If you have good vision near, but your distance vision isn't great even after a few weeks, that suggests the most likely explanation is that the surgery left you nearsighted, that the lens power was off. Unfortunately the lens power isn't something can determine exactly beforehand, it is an estimate based on statistics of past patient's eye measurements. Usually its fairly accurate for most people, but not all, those who had high prescriptions before surgery are more likely to have the lens power be off. Did they tell you your refraction, the prescription they'd use to correct you with glasses/contacts?
During the first couple of months after surgery, it is possible while the lens is still healing in place for it to move forward or backward a bit, to make your more or less nearsighted, but it seems doubtful there will be much of a change at this point. If you are finished with drops, if they considered your eyes healed will enough, then its also unlikely there is any healing impacting your vision (and that usually would impact visual quality at all distances, rather than giving a temporary myopic shift).

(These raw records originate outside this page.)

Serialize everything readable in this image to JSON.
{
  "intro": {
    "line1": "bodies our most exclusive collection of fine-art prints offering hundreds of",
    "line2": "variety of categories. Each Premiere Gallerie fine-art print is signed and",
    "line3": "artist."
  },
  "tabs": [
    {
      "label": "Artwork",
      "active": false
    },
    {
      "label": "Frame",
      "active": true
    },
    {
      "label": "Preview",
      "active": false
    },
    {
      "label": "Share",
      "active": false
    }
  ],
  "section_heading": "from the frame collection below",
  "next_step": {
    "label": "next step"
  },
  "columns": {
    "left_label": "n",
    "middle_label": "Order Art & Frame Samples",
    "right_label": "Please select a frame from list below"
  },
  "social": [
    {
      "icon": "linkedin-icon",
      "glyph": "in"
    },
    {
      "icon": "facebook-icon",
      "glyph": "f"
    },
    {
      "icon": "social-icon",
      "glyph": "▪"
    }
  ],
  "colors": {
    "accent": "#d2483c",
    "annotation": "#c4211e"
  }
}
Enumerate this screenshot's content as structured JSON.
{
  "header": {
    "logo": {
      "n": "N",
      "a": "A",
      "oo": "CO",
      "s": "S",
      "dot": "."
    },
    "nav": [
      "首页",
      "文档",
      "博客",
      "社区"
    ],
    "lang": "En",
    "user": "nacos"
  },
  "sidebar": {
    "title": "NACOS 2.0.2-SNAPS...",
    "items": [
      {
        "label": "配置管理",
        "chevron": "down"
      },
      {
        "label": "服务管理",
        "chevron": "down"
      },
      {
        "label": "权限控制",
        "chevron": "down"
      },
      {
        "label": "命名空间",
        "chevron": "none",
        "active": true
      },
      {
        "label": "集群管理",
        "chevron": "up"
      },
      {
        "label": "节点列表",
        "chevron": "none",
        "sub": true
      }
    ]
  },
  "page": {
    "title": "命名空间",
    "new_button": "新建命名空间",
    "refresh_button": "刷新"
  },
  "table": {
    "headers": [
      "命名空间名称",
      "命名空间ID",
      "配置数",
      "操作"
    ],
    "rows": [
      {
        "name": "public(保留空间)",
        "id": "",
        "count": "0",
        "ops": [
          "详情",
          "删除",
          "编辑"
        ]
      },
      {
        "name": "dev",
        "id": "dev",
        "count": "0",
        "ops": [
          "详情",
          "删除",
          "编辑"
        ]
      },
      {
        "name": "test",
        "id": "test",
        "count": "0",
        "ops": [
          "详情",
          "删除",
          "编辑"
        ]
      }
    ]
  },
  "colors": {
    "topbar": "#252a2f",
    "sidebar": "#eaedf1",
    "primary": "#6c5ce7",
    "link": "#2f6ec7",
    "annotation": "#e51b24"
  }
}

Usually people with the Symfony, or multifocals, tend to have good distance vision at first and any neuroadaptation makes their near vision clear. I had seen at least one poster whose distance vision was a bit subpar at first and then saw it improve with adaptation, but unfortunately the odds are you were left nearsighted.
Many people whose lens power is off with a premium lens get a laser enhancement after their vision has stabilized. Others who don't mind wearing correction sometimes, like for driving, just wear contacts or glasses.
They can't know during the operation if a YAG will be required, since a YAG is used to treat PCO which happens afterwards. It used to be most people developed PCO, but with modern lenses and surgical techniques its only a small minority who ever need a YAG. Although some people need it soon after surgery, I recall one estimate of YAG being done on average around 2 years postop. The cloudiness from something like PCO would impact vision at all distances.